My informant, who is first-generation American (her mother is from Malaysia and her father is from Macao) still participates in many traditional Chinese practices with her family, including ancestor worship. Though her family considers itself Catholic (she and her brother are non-religious), they still adhere to many traditional Buddhist practices, especially when it comes to the rites and customs surrounding death and familial spirits.  My informant said that she thought she believed in her grandmother’s spirit from what she had experienced first-hand and how her family talks about it, but that she wasn’t sure, though she definitely did not deny the spirit’s existence. This is not uncommon in many supernatural beliefs, especially when it seems hard to find physical proof of one way or the other. Instead, it’s the performer’s personal opinions that count for the acceptance of the supernatural belief.

In many cultures, and still very much alive in many Asian cultures, family honor and ancestor worship plays an integral role in the well-being of the family on a whole. As my informant said, there are specific ceremonies and Death days during which one has to go to their family’s altar in the Buddhist temple and pay their respects to their departed ancestors to keep their spirit alive and healthy within the community. If they treat the spirits right then they are rewarded with prosperity and health, but if they don’t take care of their elders’ spirits, then bad things happen to them due to their lack of respect for their dead family members. This practice of commemorating and remembering passed family members is a way for the departed to remain an active part of the family, even past death, showing that regardless of if one is alive or dead, they will not be forgotten and will continue to be a participant who holds sway in the community.

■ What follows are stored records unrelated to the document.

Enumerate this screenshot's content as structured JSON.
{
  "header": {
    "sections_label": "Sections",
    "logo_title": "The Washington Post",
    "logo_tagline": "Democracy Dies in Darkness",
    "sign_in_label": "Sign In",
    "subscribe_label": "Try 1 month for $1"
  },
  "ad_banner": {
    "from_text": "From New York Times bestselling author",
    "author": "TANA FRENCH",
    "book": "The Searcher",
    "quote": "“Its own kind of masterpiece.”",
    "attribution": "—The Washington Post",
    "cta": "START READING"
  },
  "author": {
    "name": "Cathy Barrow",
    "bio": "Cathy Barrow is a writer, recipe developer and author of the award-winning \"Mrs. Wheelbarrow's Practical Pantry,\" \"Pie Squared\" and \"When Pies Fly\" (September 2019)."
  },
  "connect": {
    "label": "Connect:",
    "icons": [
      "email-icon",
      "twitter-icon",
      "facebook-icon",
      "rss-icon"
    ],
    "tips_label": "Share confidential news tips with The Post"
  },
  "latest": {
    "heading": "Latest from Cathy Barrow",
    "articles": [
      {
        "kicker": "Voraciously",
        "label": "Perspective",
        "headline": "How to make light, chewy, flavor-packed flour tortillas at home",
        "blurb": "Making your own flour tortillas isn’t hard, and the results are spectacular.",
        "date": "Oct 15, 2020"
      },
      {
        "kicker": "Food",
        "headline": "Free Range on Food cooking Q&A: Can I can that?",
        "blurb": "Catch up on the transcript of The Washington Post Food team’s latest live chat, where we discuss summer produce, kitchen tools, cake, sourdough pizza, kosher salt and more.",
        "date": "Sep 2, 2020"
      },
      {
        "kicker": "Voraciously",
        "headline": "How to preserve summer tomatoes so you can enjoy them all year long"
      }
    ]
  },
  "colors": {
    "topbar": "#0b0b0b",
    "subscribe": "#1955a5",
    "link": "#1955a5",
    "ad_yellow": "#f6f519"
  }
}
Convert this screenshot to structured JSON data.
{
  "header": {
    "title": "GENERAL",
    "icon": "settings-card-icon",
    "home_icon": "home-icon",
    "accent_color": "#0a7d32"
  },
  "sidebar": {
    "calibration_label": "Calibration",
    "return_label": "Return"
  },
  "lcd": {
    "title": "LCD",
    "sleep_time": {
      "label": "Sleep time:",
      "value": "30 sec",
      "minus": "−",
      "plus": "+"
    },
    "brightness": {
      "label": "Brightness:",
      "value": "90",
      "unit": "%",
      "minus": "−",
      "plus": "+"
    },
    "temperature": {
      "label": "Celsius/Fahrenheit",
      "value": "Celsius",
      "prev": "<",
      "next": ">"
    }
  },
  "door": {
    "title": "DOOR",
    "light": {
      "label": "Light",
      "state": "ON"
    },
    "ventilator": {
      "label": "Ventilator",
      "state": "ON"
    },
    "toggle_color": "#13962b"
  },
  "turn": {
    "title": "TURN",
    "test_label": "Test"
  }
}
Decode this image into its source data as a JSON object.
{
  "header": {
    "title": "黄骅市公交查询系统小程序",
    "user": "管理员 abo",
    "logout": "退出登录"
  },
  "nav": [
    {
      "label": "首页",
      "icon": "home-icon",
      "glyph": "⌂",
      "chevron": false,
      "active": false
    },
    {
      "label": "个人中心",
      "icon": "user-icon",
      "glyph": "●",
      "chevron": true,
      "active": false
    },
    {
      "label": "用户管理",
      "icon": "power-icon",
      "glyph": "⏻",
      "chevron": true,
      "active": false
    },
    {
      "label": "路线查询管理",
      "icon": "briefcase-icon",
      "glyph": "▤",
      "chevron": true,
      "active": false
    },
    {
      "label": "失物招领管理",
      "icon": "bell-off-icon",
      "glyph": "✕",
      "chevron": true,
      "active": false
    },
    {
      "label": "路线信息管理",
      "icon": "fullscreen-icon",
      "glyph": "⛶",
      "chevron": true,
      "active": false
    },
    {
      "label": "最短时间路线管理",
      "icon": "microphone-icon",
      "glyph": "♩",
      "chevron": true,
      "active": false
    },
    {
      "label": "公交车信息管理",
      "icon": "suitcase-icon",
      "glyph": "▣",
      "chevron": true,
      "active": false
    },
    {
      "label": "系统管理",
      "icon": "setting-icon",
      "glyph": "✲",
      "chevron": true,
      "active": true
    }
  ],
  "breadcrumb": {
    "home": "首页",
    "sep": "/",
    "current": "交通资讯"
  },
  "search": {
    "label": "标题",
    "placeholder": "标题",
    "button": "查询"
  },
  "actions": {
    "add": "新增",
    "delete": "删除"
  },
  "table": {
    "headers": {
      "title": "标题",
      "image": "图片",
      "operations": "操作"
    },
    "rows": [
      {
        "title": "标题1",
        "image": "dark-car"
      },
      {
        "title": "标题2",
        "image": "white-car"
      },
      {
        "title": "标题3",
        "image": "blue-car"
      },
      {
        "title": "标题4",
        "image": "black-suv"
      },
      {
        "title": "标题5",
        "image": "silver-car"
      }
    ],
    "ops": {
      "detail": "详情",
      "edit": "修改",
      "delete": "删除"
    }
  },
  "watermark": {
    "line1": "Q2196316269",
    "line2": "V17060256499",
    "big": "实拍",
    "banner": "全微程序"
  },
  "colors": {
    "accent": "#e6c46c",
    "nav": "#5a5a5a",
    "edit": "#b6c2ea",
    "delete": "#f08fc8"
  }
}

Now, whether or not you believe in the power of my informant’s grandmother’s spirit is a matter of personal opinion, and is a tricky thing to address. Personally, I believe my informant when she talks of her grandmother’s spirit playing an active role in the family politics, because not only does it help explain the mysterious burning incense receptacle during the commemoration ceremony, but also because the family sees the aunt having a stroke as in accordance with her lack of respect for her mother-in-law, both in life and death; and since she treated her elder poorly, she got treated poorly by her elder’s spirit in return. If you don’t believe in spirits or ghosts or anything of the supernatural persuasion, the grandmother’s spirit can also represent the family’s adopted moral compass, punishing the bad and rewarding the good. Further, the grandmother coming to family members in dreams could signify that they regard her as a very important and powerful member of the family, so it makes sense that she would enter their subconscious as a sort of enforcer of rules. But, regardless of whether you believe in the grandmother’s spirit as an actual thing or simply as a metaphor, she shows the importance of respecting one’s elders and keeping their spirit and name alive even after death.